In local Greggs. Guy in front of me in line starts opening boxes and eating the contents. Gets to the till, asks for glass of water, says he has no money. The girl working said she's seen him all this week eating pastries without paying, says he shouldn't do that. He starts shouting at the staff, "Who the gently caress do you think you're accusing? You'll be sorry for saying this about me!". They ask him to leave. He starts throwing the empty boxes at the staff, trying to get into the behind-the-counter area. Couple people in line start asking him to leave as well, the Greggs ladies say they'll call the police if he doesn't leave. Eventually, he does.

I go outside, he's still there, stalking back and forth, muttering about "I'll get them" and "They'll be sorry for accusing me.". I stand for a bit, then tell him I think he should leave, he's scaring people, if the police come he'll be in trouble. He starts asking "who the gently caress are you to say this to me?", keeps saying how he's going to "get them", etc. After a bit I start raising MY voice, telling him to get the gently caress out of here, etc.
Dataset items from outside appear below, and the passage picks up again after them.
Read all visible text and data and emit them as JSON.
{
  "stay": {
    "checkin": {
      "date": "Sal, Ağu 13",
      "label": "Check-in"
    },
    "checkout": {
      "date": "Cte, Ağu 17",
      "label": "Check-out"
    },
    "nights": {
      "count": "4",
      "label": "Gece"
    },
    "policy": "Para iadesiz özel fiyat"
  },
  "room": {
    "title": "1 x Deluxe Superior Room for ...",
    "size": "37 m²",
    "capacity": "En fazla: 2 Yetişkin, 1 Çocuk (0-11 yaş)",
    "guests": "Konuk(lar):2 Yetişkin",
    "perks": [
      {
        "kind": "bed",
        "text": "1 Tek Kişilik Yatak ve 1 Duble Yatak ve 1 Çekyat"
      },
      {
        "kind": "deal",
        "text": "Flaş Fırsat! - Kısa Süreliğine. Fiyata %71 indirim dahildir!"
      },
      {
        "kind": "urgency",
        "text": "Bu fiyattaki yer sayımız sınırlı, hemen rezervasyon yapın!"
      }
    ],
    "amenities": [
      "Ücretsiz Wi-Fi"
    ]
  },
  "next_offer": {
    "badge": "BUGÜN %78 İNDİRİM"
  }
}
In the end the whole thing was too tense for me, so I left...and called the police. I didn't like doing it, but I could see the staff were frightened by this guy and he wasn't listening to reason. I had to go, but didn't want to do nothing. They said the staff had called them already and someone was on the way.

Feel like poo poo for how it all went. Feel like a coward for not saying anything when he was acting out in the store. Feel like me talking to him made things worse. Horrible lizard brain voice is saying to me, talk is useless, should have just tried to knock him out, I was bigger than him. Feel like a traitor for calling the plod on anyone, as it almost never makes things better and almost always makes things worse.

Wish there was a non-violent mental health emergency force or something, backed up by the plod, who could at least be first responders and try and calm things down before violence starts happening.

Bleh. lovely start to the morning anyway. How would you all have handled a situation like this? At what point should one say something or step in? And in what capacity?